Le 1er texte : https://comprendre-avec-rosa-luxemburg.over-blog.com/2023/03/karl-liebknecht-1904-pour-la-greve-de-masse-politique.cette-question-est-la-plus-actuelle-de-notre-politique-presente-et-future.html


Citations

"Les élections de 1903 ont dans une certaine mesure précipité vers la mort le parlementarisme formel. La social-démocratie, dont l’organisation et les campagnes d’agitation en Allemagne se sont depuis toujours essentiellement liées au  parlementarisme et aux élections législatives, a de plus en plus dû se rendre à l’évidence que l’espoir, existant malgré tout dans de larges cercles, d’obtenir des résultats significatifs par les succès électoraux, était trompeur."

"Il est complètement inexact de dire que faire la différence entre grève générale et grève de masse serait spécieuse. La première veut se substituer au combat parlementaire, la seconde en premier lieu le rendre possible en lui donnant un fondement solide, mais de plus constituer un moyen de lutte extraparlementaire indépendant pour protéger et gagner des droits essentiels."
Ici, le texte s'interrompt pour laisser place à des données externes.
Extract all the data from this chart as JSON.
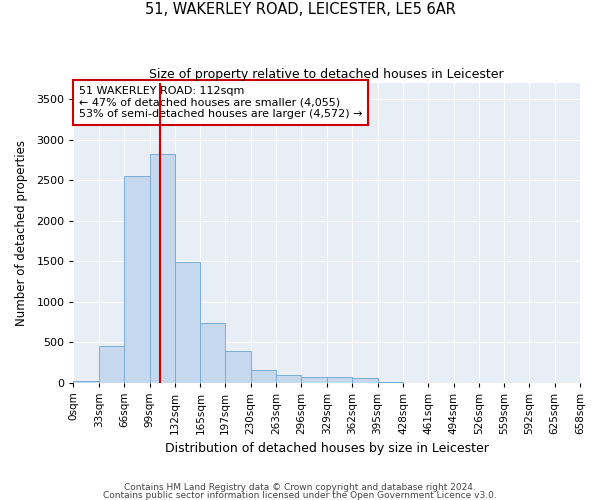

"Legien dit que nous devrions dans certaines circonstances d’ailleurs remettre nos armes à l’épaule. Mais nous n’avons pas ces armes ; cependant le prolétariat lui a  ses bras et le pouvoir de les utiliser ou de les croiser."

"Il n'est pas vrai que nous puissions en toutes circonstances éviter une épreuve de force. Le cas peut se produire, où il nous faudra manifester notre force, dont nous faisons maintenant un usage exclusivement formel. Et nous y parviendrons sous la forme la plus percutante au moyen d'une grève de masse."

"Ce que le prolétariat peut mettre en œuvre pour 5 Pfennig de salaire, il doit pouvoir le faire pour ce qui lui est le plus sacré, ses droits fondamentaux ! Après que la révolution sous la forme de "jacqueries" a disparu, la grève de masse s’est développée organiquement à partir de la position et de la fonction du prolétariat dans l’ordre économique capitaliste, comme le moyen de lutte prolétaire spécifique dans presque tous les domaines de la lutte des classes."

"Certes, comme le souligne Schmidt, nous verrons lors de la grève politique beaucoup de renégats ; mais des milliers de prolétaires qui sont aujourd'hui éloignés de la lutte de classe nous rejoindront avec enthousiasme et volonté de sacrifice ; la lutte pour des buts élevés les emportera."

"Il n’y a c'est vrais jamais eu de police d’assurance pour les révolutions. Il faudrait d’abord l’inventer. Certes ! Le sang du peuple nous est précieux, mais les idéaux et les droits politiques du peuple ne nous sont pas moins précieux, et nous ne voulons pas nous les laisser voler sans résistance. La responsabilité de l'inaction  s'oppose à la responsabilité d'agir."